Family on the road, some internal tensions between them, a creepy hotel with no electricity on a dark and stormy night, the snow swirling around ever deeper, entrapping them in Good Night, Idaho - you're starting to get the picture, aren't you? As the punchline of The Eagles 'Hotel California' puts it: "You can check-out any time you like, but you can never leave". That's the case of each of the Addison family as they become trapped in their own worlds, some of them slipping back into alternative characters relating to the mining history of the town, wandering around the strange hotel like ghosts to the others. Unfortunately, as the book spirals into this Groundhog Day no-way-out situation, the reader also feels like they want to check out but it's not quite that easy to leave either.
Although some of the other inhabitants the Addisons meet have some ideas - vaguely something to do with mystical forces and terrible events in the past - it's not entirely clear why or how the hotel has tapped into the psyche of Tonio, Julia, Robbie and Dewey, exploiting their flaws, their weaknesses and their deepest desires. There's a little bit of exploration of the dynamic of the family unit, Tonio's over-protectiveness of his son Dewey to the exclusion of caring about Julia's development; the 10 year old Dewey being expected to be mature before his time and live-up to his father's high expectations; Julia never having really discovered herself or known real passion; with Robbie a bit of a dangerous element, attracted to Julia, but being too much of what Tonio calls a 'degenerate', constantly drunk and getting into trouble.

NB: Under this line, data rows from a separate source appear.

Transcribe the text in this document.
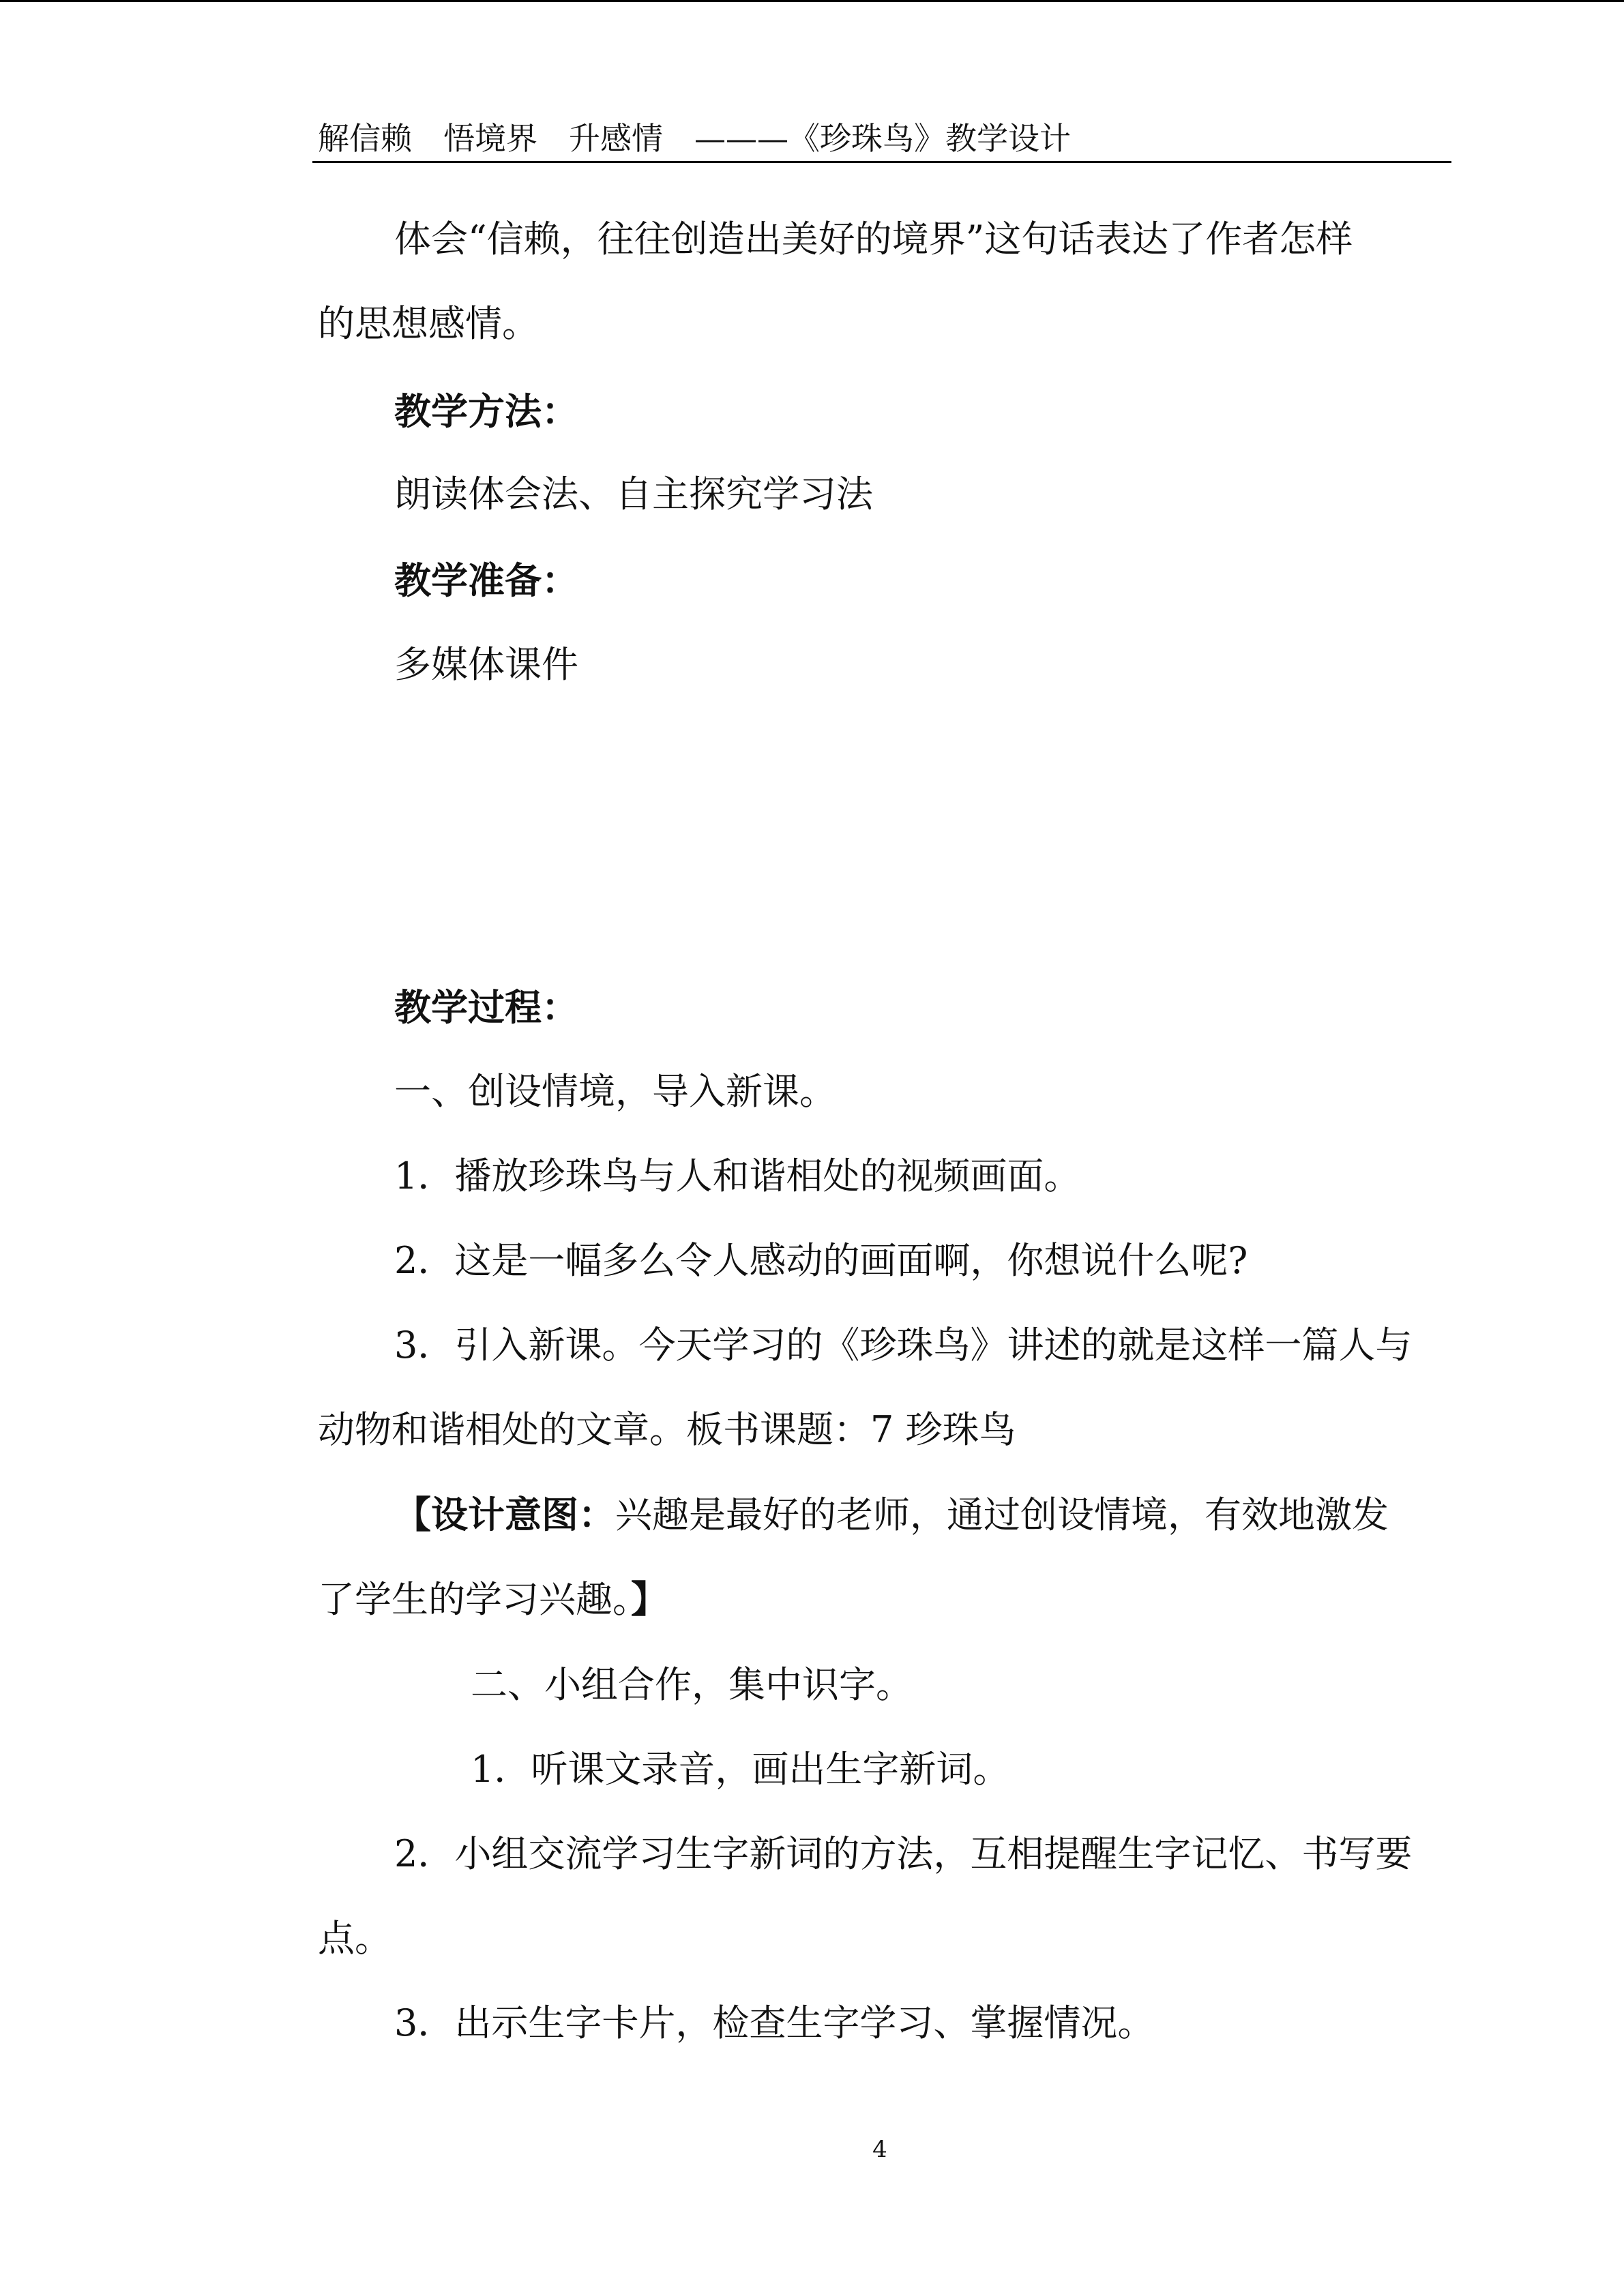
解信赖　悟境界　升感情　———《珍珠鸟》教学设计

体会“信赖，往往创造出美好的境界”这句话表达了作者怎样

的思想感情。

教学方法：

朗读体会法、自主探究学习法

教学准备：

多媒体课件

教学过程：

一、创设情境，导入新课。

1．播放珍珠鸟与人和谐相处的视频画面。

2．这是一幅多么令人感动的画面啊，你想说什么呢?

3．引入新课。今天学习的《珍珠鸟》讲述的就是这样一篇人与

动物和谐相处的文章。板书课题：7 珍珠鸟

【设计意图：兴趣是最好的老师，通过创设情境，有效地激发

了学生的学习兴趣。】

二、小组合作，集中识字。

1．听课文录音，画出生字新词。

2．小组交流学习生字新词的方法，互相提醒生字记忆、书写要

点。

3．出示生字卡片，检查生字学习、掌握情况。

4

Snow jokes aside, you get drift here fairly quickly, but it's hard to see where Travelers Rest is going to go, or how it's going to sustain a couple of hundred more pages once the family quickly succumb to the hotel's power. There ought to be enough material here - particularly with Tonio and Julia's timeslips to the heyday of Good Night and its mining glory - but there's not really enough substance to the characters to merit any deep psychological exploration of their nature. Essentially, they aren't bad people really, and their 'problems' are fairly mundane, mostly relating to balancing their own needs and desires against the need to live with other people. Perhaps it's the fact that they aren't entirely all horrible people that keeps you reading to the end where a balanced if somewhat unfair conclusion is reached, although I'm still not entirely sure what those left behind did to deserve their permanent vacation at the Travelers Rest.
Travelers Rest is published by W&N on 7th January 2016.